We're not sure where he gets it, but Wang Lung has always been ambitious. He wants people to think he's a hotshot. In fact, when they tell him he's just a farmer, he gets totally angry. His son knows this and even uses it to manipulate his father and get what he wants from him: “Now the young man spoke cleverly for he knew that his father cared mightily what people said of him […] "(30.140). Even Wang Lung's kids are able to recognize his weakness and use it against him.

Wang Lung's pride is what makes him rich. It's the thing that makes him strive to be more than your usual small farmer… but it's also something that makes it possible for other people to manipulate him. It's almost too easy: all you have to do is a) remind Wang Lung that he used to be a poor farmer or b) flatter him, and he'll do anything you want.

Farmer vs. Aristocrat

With all that hard work and ambition, Wang Lung finally becomes rich. Now here's the problem: rich people don't work on the land. They have better things to do, like go to teahouses and smoke opium. But all of Wang Lung's positive qualities come from him working on the land. So what happens to him?

What happens is a constant struggle within Wang Lung between his farmer nature and his desire to be a big shot. Everything starts going wrong once he stops working. It's the beginning of the end: “And then, since there was not the need for his management that there had been, Wang Lung went sometimes into the town and slept in the court which he caused to be prepared for him […]" (29.18). It used to be that Wang Lung had trained himself to get up early and work all day; now he's just lazing around and getting other people to wait on him. He's got nothing to do.

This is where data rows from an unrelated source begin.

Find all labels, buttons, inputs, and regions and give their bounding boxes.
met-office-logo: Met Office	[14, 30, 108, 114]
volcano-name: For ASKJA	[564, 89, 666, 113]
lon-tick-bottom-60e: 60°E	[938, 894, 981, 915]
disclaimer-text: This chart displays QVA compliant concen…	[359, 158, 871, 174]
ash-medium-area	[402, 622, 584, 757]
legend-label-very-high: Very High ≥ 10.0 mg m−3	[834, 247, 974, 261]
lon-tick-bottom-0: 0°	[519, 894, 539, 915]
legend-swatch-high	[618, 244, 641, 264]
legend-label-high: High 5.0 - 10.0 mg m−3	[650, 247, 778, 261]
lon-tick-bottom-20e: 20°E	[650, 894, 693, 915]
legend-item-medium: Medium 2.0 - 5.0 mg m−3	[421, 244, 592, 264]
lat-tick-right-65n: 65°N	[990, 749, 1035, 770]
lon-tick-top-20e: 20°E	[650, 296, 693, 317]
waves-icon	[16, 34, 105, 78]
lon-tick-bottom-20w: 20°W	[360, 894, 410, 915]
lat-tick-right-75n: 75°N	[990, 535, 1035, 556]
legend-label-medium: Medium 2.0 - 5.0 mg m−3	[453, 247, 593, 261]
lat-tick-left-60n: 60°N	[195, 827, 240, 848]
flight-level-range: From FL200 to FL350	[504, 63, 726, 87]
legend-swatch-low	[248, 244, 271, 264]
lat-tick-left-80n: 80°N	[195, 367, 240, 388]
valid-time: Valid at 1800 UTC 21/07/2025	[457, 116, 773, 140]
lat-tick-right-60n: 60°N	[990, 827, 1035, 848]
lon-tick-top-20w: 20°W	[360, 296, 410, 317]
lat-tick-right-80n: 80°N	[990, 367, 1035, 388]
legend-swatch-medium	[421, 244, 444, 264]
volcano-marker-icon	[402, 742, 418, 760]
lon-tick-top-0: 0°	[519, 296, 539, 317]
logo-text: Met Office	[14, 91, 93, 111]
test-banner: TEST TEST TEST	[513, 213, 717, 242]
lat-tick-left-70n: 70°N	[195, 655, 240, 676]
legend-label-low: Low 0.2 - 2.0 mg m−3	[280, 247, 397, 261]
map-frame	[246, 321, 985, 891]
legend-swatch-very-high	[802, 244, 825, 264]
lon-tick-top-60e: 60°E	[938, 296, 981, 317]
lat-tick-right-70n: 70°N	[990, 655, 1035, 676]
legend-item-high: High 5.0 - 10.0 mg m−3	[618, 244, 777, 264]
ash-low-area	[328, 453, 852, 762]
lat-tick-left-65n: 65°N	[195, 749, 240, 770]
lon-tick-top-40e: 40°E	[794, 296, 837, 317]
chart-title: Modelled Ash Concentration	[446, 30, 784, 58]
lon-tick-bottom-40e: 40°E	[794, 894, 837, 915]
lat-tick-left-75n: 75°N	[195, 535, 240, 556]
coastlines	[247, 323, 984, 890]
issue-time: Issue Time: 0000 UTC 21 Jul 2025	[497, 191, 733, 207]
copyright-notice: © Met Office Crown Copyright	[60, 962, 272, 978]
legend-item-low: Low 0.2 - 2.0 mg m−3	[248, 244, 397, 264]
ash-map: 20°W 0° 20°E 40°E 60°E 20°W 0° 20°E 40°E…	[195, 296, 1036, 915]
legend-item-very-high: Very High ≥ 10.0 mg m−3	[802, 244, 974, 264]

So what does he do? He starts going to brothels, of course. "[…] Wang Lung had before this passed the place by, filled with horror at the thought of how money was spent there in gambling and in play and in evil women. But now […] he went toward this place" (18.29). The list goes on. He spends money like it's going out of style, buying women and eating fancy foods even though he used to be fine with McDonald’s.

It's not good. Getting away from the land turns Wang Lung into a pretty unpleasant person. Somehow, though, every time he goes back to the land, Wang Lung returns to normal: "Then the good land did again its healing work and the sun shone on him and healed him and the warm winds of summer wrapped him about with peace" (23.111). It seems as if keeping up with the rhythms and moods of the land keeps Wang Lung on track, as if there is something inherently good or right about the land itself.

The problem is that as he gets older, Wang Lung goes back to the land less and less often. Eventually, things get out of control, and nothing he does can fix it. His only saving grace is that when he gets old he reverts back to his youth and returns to the farm. But by then it's too late, and his sons are already corrupt. Wang Lung is saved but his family, the legacy that he worked so hard to achieve, is doomed.

The Moral of the Story

It would be easy to say that The Good Earth is the story of a farmer's struggle to become rich. That's true. But what's the most important thing to Wang Lung, our protagonist? It's the land, isn't it? This story is Wang Lung's story, so in the end it's the story of one man's love affair with his land.